The setup looks as follows:
- System #1:
CPU: AMD Ryzen Threadripper PRO 3955WX 16-Cores
GPU: NVIDIA RTX A5000
NIC: ConnectX-4 Lx - System #2:
CPU: AMD Ryzen 9 5900X 12-Core Processor
GPU: NVIDIA GeForce GTX 1650 (UUID: GPU-1e40bc5f-5675-d381-6ed0-ec9c0b990820)
NIC: ConnectX-4 Lx
Used fiber-optics cable: https://www.fs.com/de/products/40233.html?attribute=803&id=18479
All NICs are connected to PCIe 3.0 x16 (each Port has x8 which equals 64 GBit/s per Port), so I would expect that is not the limiting factor. Following commands have been run by us:
System #1 (Server):
$ ib_send_bw -F -d mlx5_0 -a --report_gbits
System #2 (Client):
$ ib_send_bw -F -d mlx5_0 -a 20.4.3.219 --report_gbits
This is the report by ib_send_bw
:
---------------------------------------------------------------------------------------
Send BW Test
Dual-port : OFF Device : mlx5_0
Number of qps : 1 Transport type : IB
Connection type : RC Using SRQ : OFF
PCIe relax order: ON
ibv_wr* API : ON
RX depth : 512
CQ Moderation : 100
Mtu : 4096[B] (EDIT: Use "ifconfig enpX mtu 9000" to replicate the mtu size)
Link type : Ethernet
GID index : 5
Max inline data : 0[B]
rdma_cm QPs : OFF
Data ex. method : Ethernet
---------------------------------------------------------------------------------------
local address: LID 0000 QPN 0x0092 PSN 0x52d594
GID: 00:00:00:00:00:00:00:00:00:00:255:255:20:04:03:219
remote address: LID 0000 QPN 0x0093 PSN 0x27fd9c
GID: 00:00:00:00:00:00:00:00:00:00:255:255:20:04:03:220
---------------------------------------------------------------------------------------
#bytes #iterations BW peak[Gb/sec] BW average[Gb/sec] MsgRate[Mpps]
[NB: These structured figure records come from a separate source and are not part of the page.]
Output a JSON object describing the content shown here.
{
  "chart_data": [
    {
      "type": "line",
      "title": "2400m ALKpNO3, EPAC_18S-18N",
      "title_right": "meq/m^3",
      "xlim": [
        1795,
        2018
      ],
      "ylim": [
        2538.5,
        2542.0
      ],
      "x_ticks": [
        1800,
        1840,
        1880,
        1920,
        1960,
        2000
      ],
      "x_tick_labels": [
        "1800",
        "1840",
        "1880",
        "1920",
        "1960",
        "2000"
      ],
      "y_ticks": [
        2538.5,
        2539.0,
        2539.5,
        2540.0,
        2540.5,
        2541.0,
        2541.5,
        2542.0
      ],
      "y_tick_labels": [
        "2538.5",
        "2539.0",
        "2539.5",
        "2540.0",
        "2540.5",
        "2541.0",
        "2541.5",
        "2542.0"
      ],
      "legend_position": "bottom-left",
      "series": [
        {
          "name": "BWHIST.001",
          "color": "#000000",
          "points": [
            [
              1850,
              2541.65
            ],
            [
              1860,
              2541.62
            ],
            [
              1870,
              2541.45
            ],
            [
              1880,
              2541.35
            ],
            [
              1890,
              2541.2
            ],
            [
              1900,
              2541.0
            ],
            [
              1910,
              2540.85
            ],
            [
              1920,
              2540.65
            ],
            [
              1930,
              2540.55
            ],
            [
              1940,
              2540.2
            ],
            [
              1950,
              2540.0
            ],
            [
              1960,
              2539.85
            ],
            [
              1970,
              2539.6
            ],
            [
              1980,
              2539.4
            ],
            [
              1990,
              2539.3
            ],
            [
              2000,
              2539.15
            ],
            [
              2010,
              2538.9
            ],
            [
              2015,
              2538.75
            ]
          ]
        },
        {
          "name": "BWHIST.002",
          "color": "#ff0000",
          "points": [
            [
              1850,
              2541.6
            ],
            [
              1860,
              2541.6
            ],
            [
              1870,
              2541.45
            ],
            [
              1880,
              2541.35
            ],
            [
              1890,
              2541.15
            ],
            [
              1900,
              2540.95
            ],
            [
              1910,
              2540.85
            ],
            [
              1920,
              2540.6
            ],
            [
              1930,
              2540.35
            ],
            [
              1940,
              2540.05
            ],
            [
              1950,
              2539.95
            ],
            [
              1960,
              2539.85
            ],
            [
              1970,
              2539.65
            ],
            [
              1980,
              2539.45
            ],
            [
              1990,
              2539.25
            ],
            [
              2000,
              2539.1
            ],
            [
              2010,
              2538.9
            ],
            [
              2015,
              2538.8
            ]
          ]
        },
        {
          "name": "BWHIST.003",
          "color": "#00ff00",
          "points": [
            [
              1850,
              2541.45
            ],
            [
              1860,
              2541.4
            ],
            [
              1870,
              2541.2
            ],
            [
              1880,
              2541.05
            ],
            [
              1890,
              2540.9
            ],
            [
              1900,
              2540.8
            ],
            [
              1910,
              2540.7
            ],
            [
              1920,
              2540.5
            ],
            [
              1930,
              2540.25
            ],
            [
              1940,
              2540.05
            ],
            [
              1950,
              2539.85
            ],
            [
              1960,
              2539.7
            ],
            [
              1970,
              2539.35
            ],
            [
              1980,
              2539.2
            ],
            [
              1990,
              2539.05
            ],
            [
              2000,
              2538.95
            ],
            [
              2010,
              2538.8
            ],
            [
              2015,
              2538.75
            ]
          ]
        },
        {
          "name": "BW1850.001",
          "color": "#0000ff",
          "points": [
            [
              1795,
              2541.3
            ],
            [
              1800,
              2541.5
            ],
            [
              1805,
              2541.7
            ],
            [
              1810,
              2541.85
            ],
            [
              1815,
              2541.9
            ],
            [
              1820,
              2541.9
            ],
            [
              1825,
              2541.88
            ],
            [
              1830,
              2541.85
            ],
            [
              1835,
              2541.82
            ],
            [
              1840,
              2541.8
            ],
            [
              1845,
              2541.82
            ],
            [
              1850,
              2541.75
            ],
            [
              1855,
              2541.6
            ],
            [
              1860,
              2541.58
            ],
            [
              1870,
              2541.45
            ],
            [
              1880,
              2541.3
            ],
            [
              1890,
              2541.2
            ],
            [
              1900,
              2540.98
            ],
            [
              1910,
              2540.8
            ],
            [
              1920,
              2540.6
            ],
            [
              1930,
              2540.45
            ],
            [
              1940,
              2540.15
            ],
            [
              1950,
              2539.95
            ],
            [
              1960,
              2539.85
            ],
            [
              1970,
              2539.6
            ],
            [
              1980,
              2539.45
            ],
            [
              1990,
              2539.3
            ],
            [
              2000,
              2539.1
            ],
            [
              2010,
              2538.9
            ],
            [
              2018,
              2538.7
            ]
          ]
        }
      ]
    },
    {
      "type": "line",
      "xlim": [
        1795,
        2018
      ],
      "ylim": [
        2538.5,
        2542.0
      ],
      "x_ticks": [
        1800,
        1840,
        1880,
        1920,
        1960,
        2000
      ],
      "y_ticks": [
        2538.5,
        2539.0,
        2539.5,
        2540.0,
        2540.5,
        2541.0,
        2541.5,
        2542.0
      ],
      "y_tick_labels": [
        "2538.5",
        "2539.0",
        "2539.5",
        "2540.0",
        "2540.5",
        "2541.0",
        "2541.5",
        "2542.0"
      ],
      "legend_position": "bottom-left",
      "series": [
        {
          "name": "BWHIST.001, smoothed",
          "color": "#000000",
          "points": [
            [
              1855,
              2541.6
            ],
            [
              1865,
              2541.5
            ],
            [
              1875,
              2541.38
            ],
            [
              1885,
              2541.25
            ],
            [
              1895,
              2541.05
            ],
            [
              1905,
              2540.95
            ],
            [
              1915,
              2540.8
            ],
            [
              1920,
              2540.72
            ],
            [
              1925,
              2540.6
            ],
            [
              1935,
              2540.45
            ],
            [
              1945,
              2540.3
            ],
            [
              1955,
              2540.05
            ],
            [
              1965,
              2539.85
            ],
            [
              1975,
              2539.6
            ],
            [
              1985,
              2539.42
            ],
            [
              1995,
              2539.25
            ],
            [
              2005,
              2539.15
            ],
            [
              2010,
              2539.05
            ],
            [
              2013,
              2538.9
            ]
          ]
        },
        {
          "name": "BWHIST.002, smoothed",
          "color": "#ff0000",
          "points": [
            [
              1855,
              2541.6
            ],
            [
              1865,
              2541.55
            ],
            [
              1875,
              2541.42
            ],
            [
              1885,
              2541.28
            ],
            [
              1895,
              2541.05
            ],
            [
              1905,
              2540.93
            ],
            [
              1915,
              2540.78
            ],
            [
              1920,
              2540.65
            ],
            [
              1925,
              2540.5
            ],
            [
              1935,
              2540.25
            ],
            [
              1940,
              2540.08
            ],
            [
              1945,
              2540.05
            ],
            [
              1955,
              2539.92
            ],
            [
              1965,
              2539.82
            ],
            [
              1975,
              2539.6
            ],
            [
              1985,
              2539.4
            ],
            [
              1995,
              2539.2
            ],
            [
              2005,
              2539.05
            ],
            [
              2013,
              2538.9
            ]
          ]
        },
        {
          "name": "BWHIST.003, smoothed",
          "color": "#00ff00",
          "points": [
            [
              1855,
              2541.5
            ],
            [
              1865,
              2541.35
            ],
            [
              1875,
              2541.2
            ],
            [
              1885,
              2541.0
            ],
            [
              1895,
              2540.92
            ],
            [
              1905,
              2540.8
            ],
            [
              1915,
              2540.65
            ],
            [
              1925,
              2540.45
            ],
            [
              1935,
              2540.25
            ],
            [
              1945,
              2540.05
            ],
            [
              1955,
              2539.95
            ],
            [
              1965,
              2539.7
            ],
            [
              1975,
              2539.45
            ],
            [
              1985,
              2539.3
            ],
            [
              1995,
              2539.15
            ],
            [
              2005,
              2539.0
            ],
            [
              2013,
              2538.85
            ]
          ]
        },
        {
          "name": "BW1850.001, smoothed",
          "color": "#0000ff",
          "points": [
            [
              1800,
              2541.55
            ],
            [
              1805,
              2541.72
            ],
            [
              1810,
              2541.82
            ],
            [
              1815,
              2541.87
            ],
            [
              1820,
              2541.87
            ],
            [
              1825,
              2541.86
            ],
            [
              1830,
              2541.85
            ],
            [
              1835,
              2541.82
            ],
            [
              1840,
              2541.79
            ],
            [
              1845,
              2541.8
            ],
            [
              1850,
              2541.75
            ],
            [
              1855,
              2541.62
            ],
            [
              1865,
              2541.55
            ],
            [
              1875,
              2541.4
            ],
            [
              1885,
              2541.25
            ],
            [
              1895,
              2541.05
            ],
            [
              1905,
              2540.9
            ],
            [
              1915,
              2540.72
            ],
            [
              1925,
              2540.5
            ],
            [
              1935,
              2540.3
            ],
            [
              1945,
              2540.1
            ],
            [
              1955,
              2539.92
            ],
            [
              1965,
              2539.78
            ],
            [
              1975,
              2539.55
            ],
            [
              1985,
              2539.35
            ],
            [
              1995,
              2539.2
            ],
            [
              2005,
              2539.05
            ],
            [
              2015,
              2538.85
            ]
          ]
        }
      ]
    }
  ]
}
2 1000 0.000000 0.054278 3.392360
4 1000 0.000000 0.094776 2.961734
8 1000 0.00 0.22 3.407039
16 1000 0.00 0.44 3.402634
32 1000 0.00 0.87 3.404835
64 1000 0.00 1.76 3.434656
128 1000 0.00 3.49 3.408432
256 1000 0.00 6.96 3.397778
512 1000 0.00 12.31 3.004447
1024 1000 0.00 13.25 1.617233
2048 1000 0.00 13.77 0.840626
4096 1000 0.00 14.03 0.428310
8192 1000 0.00 14.21 0.216778
16384 1000 0.00 14.24 0.108639
32768 1000 0.00 14.31 0.054605
65536 1000 0.00 14.33 0.027337
131072 1000 0.00 14.34 0.013677
262144 1000 0.00 14.35 0.006841
524288 1000 0.00 14.35 0.003421
1048576 1000 0.00 14.35 0.001711
2097152 1000 0.00 14.35 0.000855
4194304 1000 0.00 14.35 0.000428
8388608 1000 0.00 14.35 0.000214
---------------------------------------------------------------------------------------
Other configuration informations:
$ ibv_devinfo
hca_id: mlx5_0
transport: InfiniBand (0)
fw_ver: 14.32.1010
node_guid: 08c0:eb03:00cb:9382
sys_image_guid: 08c0:eb03:00cb:9382
vendor_id: 0x02c9
vendor_part_id: 4117
hw_ver: 0x0
board_id: MT_2420110034
phys_port_cnt: 1
port: 1
state: PORT_ACTIVE (4)
max_mtu: 4096 (5)
active_mtu: 4096 (5)
sm_lid: 0
port_lid: 0
port_lmc: 0x00
link_layer: Ethernet
$ ibdev2netdev
mlx5_0 port 1 ==> enp5s0f0np0 (Up)
mlx5_1 port 1 ==> enp5s0f1np1 (Down)
$ ethtool enp5s0f0np0
Settings for enp5s0f0np0:
Supported ports: [ FIBRE ]
Supported link modes: 1000baseKX/Full
10000baseKR/Full
25000baseCR/Full
25000baseKR/Full
25000baseSR/Full
Supported pause frame use: Symmetric
Supports auto-negotiation: Yes
Supported FEC modes: None BaseR RS
Advertised link modes: 1000baseKX/Full
10000baseKR/Full
25000baseCR/Full
25000baseKR/Full
25000baseSR/Full
Advertised pause frame use: Symmetric
Advertised auto-negotiation: Yes
Advertised FEC modes: RS
Link partner advertised link modes: Not reported
Link partner advertised pause frame use: No
Link partner advertised auto-negotiation: Yes
Link partner advertised FEC modes: Not reported
Speed: 25000Mb/s
Duplex: Full
Port: FIBRE
PHYAD: 0
Transceiver: internal
Auto-negotiation: on
Cannot get wake-on-lan settings: Operation not permitted
Current message level: 0x00000004 (4)
link
Link detected: yes
Is there anything else I should take care of? I appreciate any help or advice on this topic.